I must have missed where you describe exactly what tasks you are submitting.

If you submit multiple CPU-intensive tasks then you should see multiple cores
go to high percent used.  But if your tasks are I/O bound then the CPU % will
not hit 100% as the process block for I/O.

Showing 100% CPU may or may not be a good thing.  If your tasks were 
inefficiently
programmed  they might be CPU bound and possibly some optimization thereafter 
might
overcome  that dependency and lead to an I/O bound condition.



From: Wil Irwin [mailto:[email protected]]
Sent: Thursday, April 05, 2012 1:24 PM
To: zxq9
Cc: Scientific Linux Users List
Subject: Re: Multiple terminal windows won't send jobs to individual cores

Thanks for all of the suggestions.

To recap:

1. I'm not sure why my claim that running jobs in several terminal windows will 
"automatically" be distributed to the next least used core (and it will run at 
100% until the job is done. I have be doing this for years w/o ANY special 
coding or using any task managers or scheduler. Not only does (or did) work on 
SL, but I use this same strategy on an an Ubuntu installation (a virtual Ubuntu 
running on a Windows machine, to boot!).

2. I am more than willing to look into task managers/schedulers, but I 
shouldn't need to go down that road.

3. The fact that the tar extraction process is so slow as to be effectively 
useless, suggest something of a larger problem.

4. These problems exist on 3 machines which are IDENTICAL in every respect and 
the hardware is less than 1 year old.

5. I will investigate possible BIOS issues; I don't thing dirty power is an 
issue as the machines are on UPS which provides some degree of power 
conditioning.
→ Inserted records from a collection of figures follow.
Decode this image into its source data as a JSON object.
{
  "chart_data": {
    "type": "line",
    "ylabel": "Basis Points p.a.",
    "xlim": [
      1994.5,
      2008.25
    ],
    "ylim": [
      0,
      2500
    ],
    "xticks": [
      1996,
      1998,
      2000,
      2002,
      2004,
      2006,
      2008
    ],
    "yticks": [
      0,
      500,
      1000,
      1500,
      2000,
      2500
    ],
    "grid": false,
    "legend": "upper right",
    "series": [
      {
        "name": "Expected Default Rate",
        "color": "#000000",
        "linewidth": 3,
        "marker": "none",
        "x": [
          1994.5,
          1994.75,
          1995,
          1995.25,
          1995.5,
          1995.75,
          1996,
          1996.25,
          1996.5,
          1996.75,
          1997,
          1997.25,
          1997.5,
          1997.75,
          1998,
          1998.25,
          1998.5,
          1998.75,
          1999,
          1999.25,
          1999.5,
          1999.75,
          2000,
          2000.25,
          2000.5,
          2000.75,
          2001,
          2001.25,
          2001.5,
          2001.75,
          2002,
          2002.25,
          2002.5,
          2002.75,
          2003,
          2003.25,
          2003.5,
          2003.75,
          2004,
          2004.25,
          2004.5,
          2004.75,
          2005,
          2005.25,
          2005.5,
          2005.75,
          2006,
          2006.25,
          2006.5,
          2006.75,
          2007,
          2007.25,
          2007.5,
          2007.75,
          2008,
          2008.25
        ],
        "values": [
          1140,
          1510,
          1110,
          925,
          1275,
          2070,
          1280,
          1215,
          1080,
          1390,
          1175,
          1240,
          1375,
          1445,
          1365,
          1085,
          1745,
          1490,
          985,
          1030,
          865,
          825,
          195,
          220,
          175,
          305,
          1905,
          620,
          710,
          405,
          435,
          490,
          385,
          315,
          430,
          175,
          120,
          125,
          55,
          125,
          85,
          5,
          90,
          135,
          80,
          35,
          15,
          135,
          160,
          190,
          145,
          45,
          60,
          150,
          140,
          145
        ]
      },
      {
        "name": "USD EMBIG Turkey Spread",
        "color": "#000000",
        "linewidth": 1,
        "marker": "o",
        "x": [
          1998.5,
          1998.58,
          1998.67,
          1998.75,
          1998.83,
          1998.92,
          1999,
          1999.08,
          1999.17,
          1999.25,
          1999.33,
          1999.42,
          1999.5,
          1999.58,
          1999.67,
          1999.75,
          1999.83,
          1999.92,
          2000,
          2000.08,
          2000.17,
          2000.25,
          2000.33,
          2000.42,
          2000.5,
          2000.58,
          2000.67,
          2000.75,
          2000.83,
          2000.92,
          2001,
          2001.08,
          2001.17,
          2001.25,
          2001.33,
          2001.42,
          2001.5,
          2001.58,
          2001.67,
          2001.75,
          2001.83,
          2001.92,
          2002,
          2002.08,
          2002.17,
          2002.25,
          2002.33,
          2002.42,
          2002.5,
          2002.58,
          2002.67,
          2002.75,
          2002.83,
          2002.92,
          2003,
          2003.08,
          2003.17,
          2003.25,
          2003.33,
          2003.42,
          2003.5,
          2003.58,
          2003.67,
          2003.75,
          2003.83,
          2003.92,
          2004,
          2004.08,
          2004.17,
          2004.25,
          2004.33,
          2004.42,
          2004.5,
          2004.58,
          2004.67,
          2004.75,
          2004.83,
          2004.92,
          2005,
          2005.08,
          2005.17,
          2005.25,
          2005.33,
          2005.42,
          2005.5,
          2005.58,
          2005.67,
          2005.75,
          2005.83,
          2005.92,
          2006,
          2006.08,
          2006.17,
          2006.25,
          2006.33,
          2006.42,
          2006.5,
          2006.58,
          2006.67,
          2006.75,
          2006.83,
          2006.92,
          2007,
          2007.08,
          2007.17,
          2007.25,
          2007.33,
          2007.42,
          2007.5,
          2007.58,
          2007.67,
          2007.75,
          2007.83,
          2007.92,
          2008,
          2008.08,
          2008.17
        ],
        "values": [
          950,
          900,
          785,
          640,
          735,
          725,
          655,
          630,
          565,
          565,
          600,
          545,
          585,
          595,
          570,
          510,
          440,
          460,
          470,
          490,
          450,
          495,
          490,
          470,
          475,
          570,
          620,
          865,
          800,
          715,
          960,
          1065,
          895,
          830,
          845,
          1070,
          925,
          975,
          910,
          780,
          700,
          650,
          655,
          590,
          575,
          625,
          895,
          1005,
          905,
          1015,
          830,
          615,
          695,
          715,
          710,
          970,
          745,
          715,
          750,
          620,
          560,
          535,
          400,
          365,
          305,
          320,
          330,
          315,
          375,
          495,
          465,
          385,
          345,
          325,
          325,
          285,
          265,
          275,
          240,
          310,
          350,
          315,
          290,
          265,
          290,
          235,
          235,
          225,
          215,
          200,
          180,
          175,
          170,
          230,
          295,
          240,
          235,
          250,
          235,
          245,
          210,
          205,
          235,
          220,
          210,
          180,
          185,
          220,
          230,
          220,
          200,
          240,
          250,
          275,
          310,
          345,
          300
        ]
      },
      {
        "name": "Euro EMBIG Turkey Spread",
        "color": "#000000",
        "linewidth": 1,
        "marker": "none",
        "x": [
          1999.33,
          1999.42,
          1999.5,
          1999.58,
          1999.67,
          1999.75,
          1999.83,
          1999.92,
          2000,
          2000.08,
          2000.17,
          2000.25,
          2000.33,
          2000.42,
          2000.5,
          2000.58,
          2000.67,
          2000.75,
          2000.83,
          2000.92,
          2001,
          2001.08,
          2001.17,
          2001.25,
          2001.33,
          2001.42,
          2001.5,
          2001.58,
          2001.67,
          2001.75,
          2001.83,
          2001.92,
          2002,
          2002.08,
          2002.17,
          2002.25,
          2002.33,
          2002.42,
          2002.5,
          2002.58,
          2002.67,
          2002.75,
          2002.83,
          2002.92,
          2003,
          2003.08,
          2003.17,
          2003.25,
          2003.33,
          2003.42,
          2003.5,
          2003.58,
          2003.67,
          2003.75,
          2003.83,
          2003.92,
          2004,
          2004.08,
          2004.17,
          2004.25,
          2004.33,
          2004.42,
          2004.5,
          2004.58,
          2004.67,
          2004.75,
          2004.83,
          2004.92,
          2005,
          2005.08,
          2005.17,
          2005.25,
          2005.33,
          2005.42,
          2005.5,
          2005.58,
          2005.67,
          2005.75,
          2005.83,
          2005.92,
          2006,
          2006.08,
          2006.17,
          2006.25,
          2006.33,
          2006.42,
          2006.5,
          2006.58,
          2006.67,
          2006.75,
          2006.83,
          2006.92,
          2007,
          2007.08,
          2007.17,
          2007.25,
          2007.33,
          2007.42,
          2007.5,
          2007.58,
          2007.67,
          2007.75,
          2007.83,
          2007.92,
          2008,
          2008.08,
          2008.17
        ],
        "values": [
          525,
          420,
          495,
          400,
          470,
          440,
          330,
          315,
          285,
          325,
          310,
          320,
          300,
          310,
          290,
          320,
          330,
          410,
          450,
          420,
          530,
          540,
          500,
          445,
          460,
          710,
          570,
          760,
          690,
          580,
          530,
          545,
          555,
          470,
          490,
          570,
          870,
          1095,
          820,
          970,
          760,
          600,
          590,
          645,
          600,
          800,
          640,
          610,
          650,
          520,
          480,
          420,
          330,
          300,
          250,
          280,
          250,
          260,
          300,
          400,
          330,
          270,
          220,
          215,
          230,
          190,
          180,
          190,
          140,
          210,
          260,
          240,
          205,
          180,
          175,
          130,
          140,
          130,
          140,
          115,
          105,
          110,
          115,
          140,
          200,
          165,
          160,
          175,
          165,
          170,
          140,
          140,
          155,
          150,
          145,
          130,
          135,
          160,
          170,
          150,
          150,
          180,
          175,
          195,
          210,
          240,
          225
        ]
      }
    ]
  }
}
And, these units have been in place (about 6 months old) and were 
in place when things were running "correctly".

6. The only "hopeful" aspect in this very confusing, annoying and frustrating 
situation is that the behavior is identical on all 3 machines.

I welcome other suggestions for troubleshooting.
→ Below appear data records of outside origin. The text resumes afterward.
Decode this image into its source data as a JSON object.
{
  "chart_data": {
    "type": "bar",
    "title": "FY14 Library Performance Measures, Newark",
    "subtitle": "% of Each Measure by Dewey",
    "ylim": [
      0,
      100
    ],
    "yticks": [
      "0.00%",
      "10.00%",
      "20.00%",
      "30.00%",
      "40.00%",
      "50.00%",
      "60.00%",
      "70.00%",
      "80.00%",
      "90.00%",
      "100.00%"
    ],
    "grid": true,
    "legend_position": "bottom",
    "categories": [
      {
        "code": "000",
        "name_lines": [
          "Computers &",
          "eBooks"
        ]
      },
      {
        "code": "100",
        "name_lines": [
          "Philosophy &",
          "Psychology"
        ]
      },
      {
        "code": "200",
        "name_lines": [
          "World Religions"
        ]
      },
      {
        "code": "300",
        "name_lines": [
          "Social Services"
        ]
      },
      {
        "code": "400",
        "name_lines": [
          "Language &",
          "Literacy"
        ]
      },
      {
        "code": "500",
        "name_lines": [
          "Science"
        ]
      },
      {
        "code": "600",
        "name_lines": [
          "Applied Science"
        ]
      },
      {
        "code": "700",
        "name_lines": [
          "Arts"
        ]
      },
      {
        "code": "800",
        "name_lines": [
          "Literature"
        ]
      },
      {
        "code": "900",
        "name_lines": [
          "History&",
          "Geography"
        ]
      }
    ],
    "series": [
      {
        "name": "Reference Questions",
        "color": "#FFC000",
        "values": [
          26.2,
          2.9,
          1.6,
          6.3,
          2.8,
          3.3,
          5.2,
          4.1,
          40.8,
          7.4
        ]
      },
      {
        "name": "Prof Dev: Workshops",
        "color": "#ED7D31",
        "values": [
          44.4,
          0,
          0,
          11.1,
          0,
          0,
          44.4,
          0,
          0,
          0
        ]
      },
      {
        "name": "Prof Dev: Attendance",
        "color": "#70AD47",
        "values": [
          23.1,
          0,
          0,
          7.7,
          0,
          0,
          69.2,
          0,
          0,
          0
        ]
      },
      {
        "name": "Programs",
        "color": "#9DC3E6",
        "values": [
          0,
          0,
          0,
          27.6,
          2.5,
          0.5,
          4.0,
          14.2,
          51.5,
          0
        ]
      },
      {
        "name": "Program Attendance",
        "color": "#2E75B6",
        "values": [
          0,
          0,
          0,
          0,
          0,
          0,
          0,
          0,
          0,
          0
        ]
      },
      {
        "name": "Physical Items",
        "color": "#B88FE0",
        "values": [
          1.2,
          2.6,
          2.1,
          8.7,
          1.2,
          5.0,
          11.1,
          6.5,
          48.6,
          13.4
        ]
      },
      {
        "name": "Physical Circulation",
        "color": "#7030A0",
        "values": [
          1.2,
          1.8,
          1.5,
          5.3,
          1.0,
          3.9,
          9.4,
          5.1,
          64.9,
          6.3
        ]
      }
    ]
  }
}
I am hoping I can post a solution to this dilemma in the near future-- my work 
has come to a screeching halt.

Regards,
Wil
On Thu, Apr 5, 2012 at 11:59 AM, zxq9 <[email protected]<mailto:[email protected]>> 
wrote:
On 04/06/2012 03:18 AM, Stephen John Smoogen wrote:
On 5 April 2012 10:47, Wil 
Irwin<[email protected]<mailto:[email protected]>>  wrote:
Hi-

I am totally stumped and at a complete loss on this one.

In an 'old school' manner (a.k.a poor man's grid engine), it is a common
practice (at least for me) to open multiple terminal windows on a
mullti-core machine. Submitting a job in each terminal window will send it
to a core which is not being used. On this particular set of machines I have
been doing this for about 2 years.

To be honest I have no idea why it worked before. Setting a process to
a certain core takes definitive coding to say "x will have affinity to
CPU y" or using a program like taskset to set the affinity.
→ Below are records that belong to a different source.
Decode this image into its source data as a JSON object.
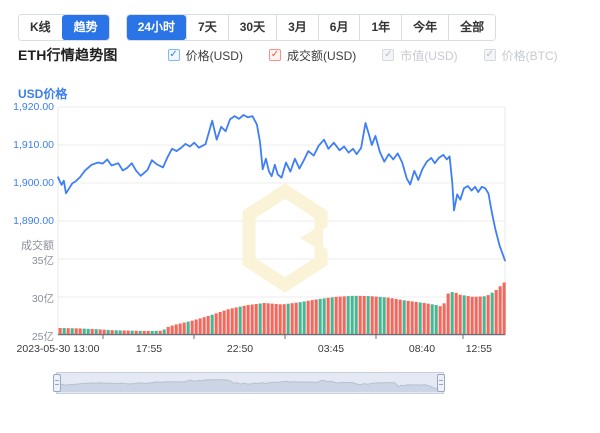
{
  "topbar": {
    "active_color": "#2B74E8",
    "chart_type_tabs": [
      {
        "name": "kline",
        "label": "K线",
        "active": false
      },
      {
        "name": "trend",
        "label": "趋势",
        "active": true
      }
    ],
    "range_tabs": [
      {
        "name": "24h",
        "label": "24小时",
        "active": true
      },
      {
        "name": "7d",
        "label": "7天",
        "active": false
      },
      {
        "name": "30d",
        "label": "30天",
        "active": false
      },
      {
        "name": "3m",
        "label": "3月",
        "active": false
      },
      {
        "name": "6m",
        "label": "6月",
        "active": false
      },
      {
        "name": "1y",
        "label": "1年",
        "active": false
      },
      {
        "name": "ytd",
        "label": "今年",
        "active": false
      },
      {
        "name": "all",
        "label": "全部",
        "active": false
      }
    ]
  },
  "header": {
    "title": "ETH行情趋势图",
    "series_toggles": [
      {
        "name": "price-usd",
        "label": "价格(USD)",
        "checked": true,
        "enabled": true,
        "check_color": "#3D7FE8",
        "border_color": "#85B6F5",
        "fill": "#F0F7FF"
      },
      {
        "name": "volume-usd",
        "label": "成交额(USD)",
        "checked": true,
        "enabled": true,
        "check_color": "#F2574A",
        "border_color": "#F5938B",
        "fill": "#FFF3F2"
      },
      {
        "name": "marketcap-usd",
        "label": "市值(USD)",
        "checked": true,
        "enabled": false,
        "check_color": "#B9BEC7",
        "border_color": "#D6DAE0",
        "fill": "#F3F5F8"
      },
      {
        "name": "price-btc",
        "label": "价格(BTC)",
        "checked": true,
        "enabled": false,
        "check_color": "#B9BEC7",
        "border_color": "#D6DAE0",
        "fill": "#F3F5F8"
      }
    ]
  },
  "chart_data": {
    "type": "line+bar",
    "title": "ETH行情趋势图",
    "date": "2023-05-30",
    "grid": {
      "line_color": "#ECECEC",
      "border_color": "#E8E8E8",
      "axis_color": "#6E7079"
    },
    "price_axis": {
      "label": "USD价格",
      "tick_labels": [
        "1,920.00",
        "1,910.00",
        "1,900.00",
        "1,890.00"
      ],
      "tick_values": [
        1920,
        1910,
        1900,
        1890
      ],
      "color": "#3D7FE8"
    },
    "volume_axis": {
      "label": "成交额",
      "tick_labels": [
        "35亿",
        "30亿",
        "25亿"
      ],
      "tick_values": [
        35,
        30,
        25
      ],
      "unit": "亿"
    },
    "x_axis": {
      "tick_labels": [
        "2023-05-30 13:00",
        "17:55",
        "22:50",
        "03:45",
        "08:40",
        "12:55"
      ]
    },
    "price_series": {
      "name": "价格(USD)",
      "color": "#3E7EF7",
      "range_usd": [
        1879.6,
        1917.9
      ],
      "points": [
        [
          0.0,
          1901.5
        ],
        [
          0.008,
          1899.5
        ],
        [
          0.013,
          1900.6
        ],
        [
          0.018,
          1897.3
        ],
        [
          0.025,
          1898.6
        ],
        [
          0.032,
          1899.9
        ],
        [
          0.04,
          1900.5
        ],
        [
          0.05,
          1901.6
        ],
        [
          0.06,
          1903.2
        ],
        [
          0.075,
          1904.8
        ],
        [
          0.09,
          1905.4
        ],
        [
          0.1,
          1905.1
        ],
        [
          0.11,
          1906.2
        ],
        [
          0.12,
          1904.6
        ],
        [
          0.135,
          1905.2
        ],
        [
          0.145,
          1903.3
        ],
        [
          0.155,
          1904.0
        ],
        [
          0.165,
          1905.2
        ],
        [
          0.175,
          1903.2
        ],
        [
          0.185,
          1901.9
        ],
        [
          0.2,
          1903.4
        ],
        [
          0.21,
          1906.0
        ],
        [
          0.22,
          1905.0
        ],
        [
          0.235,
          1904.1
        ],
        [
          0.245,
          1906.8
        ],
        [
          0.255,
          1909.0
        ],
        [
          0.265,
          1908.4
        ],
        [
          0.275,
          1909.2
        ],
        [
          0.285,
          1910.3
        ],
        [
          0.295,
          1909.6
        ],
        [
          0.305,
          1910.6
        ],
        [
          0.315,
          1909.3
        ],
        [
          0.33,
          1910.2
        ],
        [
          0.345,
          1916.4
        ],
        [
          0.355,
          1911.4
        ],
        [
          0.365,
          1914.8
        ],
        [
          0.375,
          1913.6
        ],
        [
          0.385,
          1916.8
        ],
        [
          0.395,
          1917.6
        ],
        [
          0.405,
          1916.9
        ],
        [
          0.415,
          1917.9
        ],
        [
          0.425,
          1917.3
        ],
        [
          0.435,
          1917.6
        ],
        [
          0.445,
          1915.4
        ],
        [
          0.452,
          1910.8
        ],
        [
          0.458,
          1903.6
        ],
        [
          0.465,
          1906.4
        ],
        [
          0.472,
          1903.0
        ],
        [
          0.478,
          1901.8
        ],
        [
          0.485,
          1904.8
        ],
        [
          0.492,
          1902.2
        ],
        [
          0.5,
          1901.4
        ],
        [
          0.51,
          1905.4
        ],
        [
          0.52,
          1903.0
        ],
        [
          0.53,
          1906.4
        ],
        [
          0.54,
          1903.8
        ],
        [
          0.55,
          1906.0
        ],
        [
          0.56,
          1908.4
        ],
        [
          0.572,
          1907.2
        ],
        [
          0.583,
          1909.8
        ],
        [
          0.595,
          1911.4
        ],
        [
          0.605,
          1909.0
        ],
        [
          0.617,
          1910.6
        ],
        [
          0.63,
          1908.6
        ],
        [
          0.64,
          1909.6
        ],
        [
          0.65,
          1908.0
        ],
        [
          0.66,
          1909.0
        ],
        [
          0.668,
          1907.6
        ],
        [
          0.678,
          1909.2
        ],
        [
          0.688,
          1915.8
        ],
        [
          0.695,
          1913.0
        ],
        [
          0.702,
          1910.0
        ],
        [
          0.71,
          1912.4
        ],
        [
          0.72,
          1908.2
        ],
        [
          0.73,
          1905.6
        ],
        [
          0.74,
          1907.6
        ],
        [
          0.75,
          1906.2
        ],
        [
          0.76,
          1907.8
        ],
        [
          0.77,
          1905.4
        ],
        [
          0.78,
          1901.2
        ],
        [
          0.788,
          1899.6
        ],
        [
          0.797,
          1903.2
        ],
        [
          0.806,
          1900.8
        ],
        [
          0.815,
          1903.6
        ],
        [
          0.825,
          1905.6
        ],
        [
          0.835,
          1906.6
        ],
        [
          0.843,
          1905.2
        ],
        [
          0.852,
          1906.6
        ],
        [
          0.862,
          1907.4
        ],
        [
          0.87,
          1906.2
        ],
        [
          0.876,
          1907.0
        ],
        [
          0.882,
          1900.0
        ],
        [
          0.886,
          1892.8
        ],
        [
          0.893,
          1897.0
        ],
        [
          0.9,
          1895.6
        ],
        [
          0.908,
          1898.6
        ],
        [
          0.917,
          1899.2
        ],
        [
          0.925,
          1898.0
        ],
        [
          0.933,
          1899.0
        ],
        [
          0.94,
          1897.6
        ],
        [
          0.948,
          1899.0
        ],
        [
          0.956,
          1898.6
        ],
        [
          0.963,
          1897.2
        ],
        [
          0.97,
          1892.6
        ],
        [
          0.978,
          1888.0
        ],
        [
          0.988,
          1883.5
        ],
        [
          1.0,
          1879.6
        ]
      ]
    },
    "volume_series": {
      "name": "成交额(USD)",
      "up_color": "#4AB593",
      "down_color": "#F2685C",
      "bar_count": 112,
      "profile_yi": [
        [
          0,
          25.9
        ],
        [
          0.04,
          25.85
        ],
        [
          0.08,
          25.75
        ],
        [
          0.12,
          25.6
        ],
        [
          0.16,
          25.55
        ],
        [
          0.2,
          25.5
        ],
        [
          0.23,
          25.55
        ],
        [
          0.245,
          26.1
        ],
        [
          0.26,
          26.35
        ],
        [
          0.3,
          26.9
        ],
        [
          0.34,
          27.6
        ],
        [
          0.38,
          28.4
        ],
        [
          0.42,
          28.9
        ],
        [
          0.46,
          29.2
        ],
        [
          0.5,
          29.0
        ],
        [
          0.54,
          29.3
        ],
        [
          0.58,
          29.7
        ],
        [
          0.62,
          30.0
        ],
        [
          0.66,
          30.15
        ],
        [
          0.7,
          30.1
        ],
        [
          0.74,
          29.9
        ],
        [
          0.78,
          29.5
        ],
        [
          0.82,
          29.2
        ],
        [
          0.85,
          28.9
        ],
        [
          0.862,
          28.65
        ],
        [
          0.872,
          30.4
        ],
        [
          0.886,
          30.7
        ],
        [
          0.9,
          30.3
        ],
        [
          0.93,
          30.0
        ],
        [
          0.96,
          30.1
        ],
        [
          0.98,
          30.8
        ],
        [
          1,
          31.9
        ]
      ],
      "bar_directions": "rgrgrrggrgrrgrggrrgrgrrggrgrrrrrgrrrrrgrrrrrrgrrrrgrrrrrrgrrggrrrggrgrrrgggrrgrrggrrrrgrrrgrrggrrrgrrgrrrrgrgrrr"
    },
    "watermark": {
      "icon": "brand-hexagon-b-logo",
      "color": "#FAF3D8"
    }
  },
  "navigator": {
    "fill": "#E4E9F3",
    "silhouette": "#CBD5E3",
    "line": "#B6C1D4",
    "border": "#C7CFDE",
    "handle_border": "#98A7C0"
  }
}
I would try the following:
1) man taskset
2) see if taskset works on your system.

Then see if it works. If it doesn't then I would assume that the CPU
or some other hardware in the box is having issues and not allowing
processes on the other cores for some reason.

In addition to the excellent advice here, I've seen a very similar problem 
before with some faulty BIOS code telling the system to kick in to a very 
conservative processing mode when certain voltage indicators were met. This 
came out of the blue and was extremely frustrating to troubleshoot because it 
like what you're seeing but was a hardware issue born of a special combination 
of dirty power input, a slowly fading PSU and a cranky mainboard.

The odds of that ever happening again anywhere are probably pretty low, 
especially with server type boards, but its worth considering.

Good luck finding your solution. That must be annoying.